The underlying advice here is to embrace the DIE triad as much as you can, as early as you can. This focuses on a Distributed, Immutable, Ephemeral architecture. You can deploy containers whose lifecycle is completely decoupled from the state of your application. You can easily deploy to many availability zones, regions, or even separate clouds if you’re feeling up for the challenge. By leveraging managed services, you can spend less time playing sysadmin and more time focused on your actual application. No one ever got a bonus for upgrading their postgres VM, that’s all I’m saying.
Use an MDM solution
Mobile Device Management, or MDM, plays a crucial role in the long-term security of your organization. It’s how you’re going to be able to secure your endpoints and deploy new software to employees.
Even if you don’t end up doing a lot of customization of the MDM to begin with, simply having all your employee devices enrolled will make the future much easier for you. Especially if your employees are remote and can’t simply bring their laptop in for IT to enroll.
If you’re building a Windows environment, you’re probably using Microsoft Entra ID and Office 365. You can further lean into this ecosystem and deploy Microsoft Intune as your management software.
If you’re building a Mac environment, make sure you’ve got Apple Business Manager setup and are buying your new devices through it. Then you can link that to your MDM to force all of your owned devices to go through MDM on first boot. I’ve had good experiences with Kandji. Jamf Pro is definitely the biggest player in the space, but they are also fairly expensive.

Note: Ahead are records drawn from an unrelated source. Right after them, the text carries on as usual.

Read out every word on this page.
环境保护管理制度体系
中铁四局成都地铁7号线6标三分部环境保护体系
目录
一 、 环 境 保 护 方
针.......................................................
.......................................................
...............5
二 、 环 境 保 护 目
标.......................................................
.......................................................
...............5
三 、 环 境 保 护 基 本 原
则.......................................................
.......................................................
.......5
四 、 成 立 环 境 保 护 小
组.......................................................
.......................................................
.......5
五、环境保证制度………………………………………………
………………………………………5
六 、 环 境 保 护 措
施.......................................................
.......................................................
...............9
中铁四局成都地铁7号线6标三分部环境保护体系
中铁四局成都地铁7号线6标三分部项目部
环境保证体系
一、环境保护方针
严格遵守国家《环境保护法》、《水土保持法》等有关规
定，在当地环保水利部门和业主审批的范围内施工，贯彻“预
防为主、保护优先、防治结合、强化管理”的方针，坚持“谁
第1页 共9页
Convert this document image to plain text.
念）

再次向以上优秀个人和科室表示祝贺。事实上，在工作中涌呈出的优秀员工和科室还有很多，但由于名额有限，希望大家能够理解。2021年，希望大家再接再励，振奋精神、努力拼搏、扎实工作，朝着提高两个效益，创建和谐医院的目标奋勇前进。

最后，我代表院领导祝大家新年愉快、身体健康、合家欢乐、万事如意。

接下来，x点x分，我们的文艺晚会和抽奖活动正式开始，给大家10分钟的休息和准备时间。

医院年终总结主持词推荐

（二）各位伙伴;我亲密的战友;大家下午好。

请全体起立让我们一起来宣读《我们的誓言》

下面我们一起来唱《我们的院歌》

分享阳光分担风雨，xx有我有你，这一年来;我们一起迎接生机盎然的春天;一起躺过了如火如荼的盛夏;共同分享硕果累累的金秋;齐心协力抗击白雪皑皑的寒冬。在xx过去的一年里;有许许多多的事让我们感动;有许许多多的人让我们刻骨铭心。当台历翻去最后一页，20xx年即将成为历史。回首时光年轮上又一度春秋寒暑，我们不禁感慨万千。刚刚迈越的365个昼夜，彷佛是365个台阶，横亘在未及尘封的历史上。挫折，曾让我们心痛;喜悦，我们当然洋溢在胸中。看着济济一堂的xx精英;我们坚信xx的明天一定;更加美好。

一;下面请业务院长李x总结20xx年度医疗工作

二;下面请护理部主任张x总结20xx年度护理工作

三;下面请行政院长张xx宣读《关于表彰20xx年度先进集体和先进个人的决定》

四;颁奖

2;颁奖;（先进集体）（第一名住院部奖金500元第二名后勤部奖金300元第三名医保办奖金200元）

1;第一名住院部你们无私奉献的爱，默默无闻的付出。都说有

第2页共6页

Again, the most important thing to do early is simply set up the MDM. Get your devices enrolled in it. By itself, it’s not going to inherently make your environment more secure. But it’s laying the foundation for future improvements, and the earlier you do it, the less difficult it is to lay those foundations.
Conclusion
The keen observers among you will notice that, with the exception of security keys, much of this advice could be construed as generic IT or Infra advice.
I’m a strong believer that the largest security gains are largely not achieved through bolt-on processes, buying more tools, or spending the most money on security analysts. Those largest gains come from an obsession with operational excellence. With picking smart tools and then maximizing the value you get from them. With making small, iterative, strategic improvements in the systems you already have.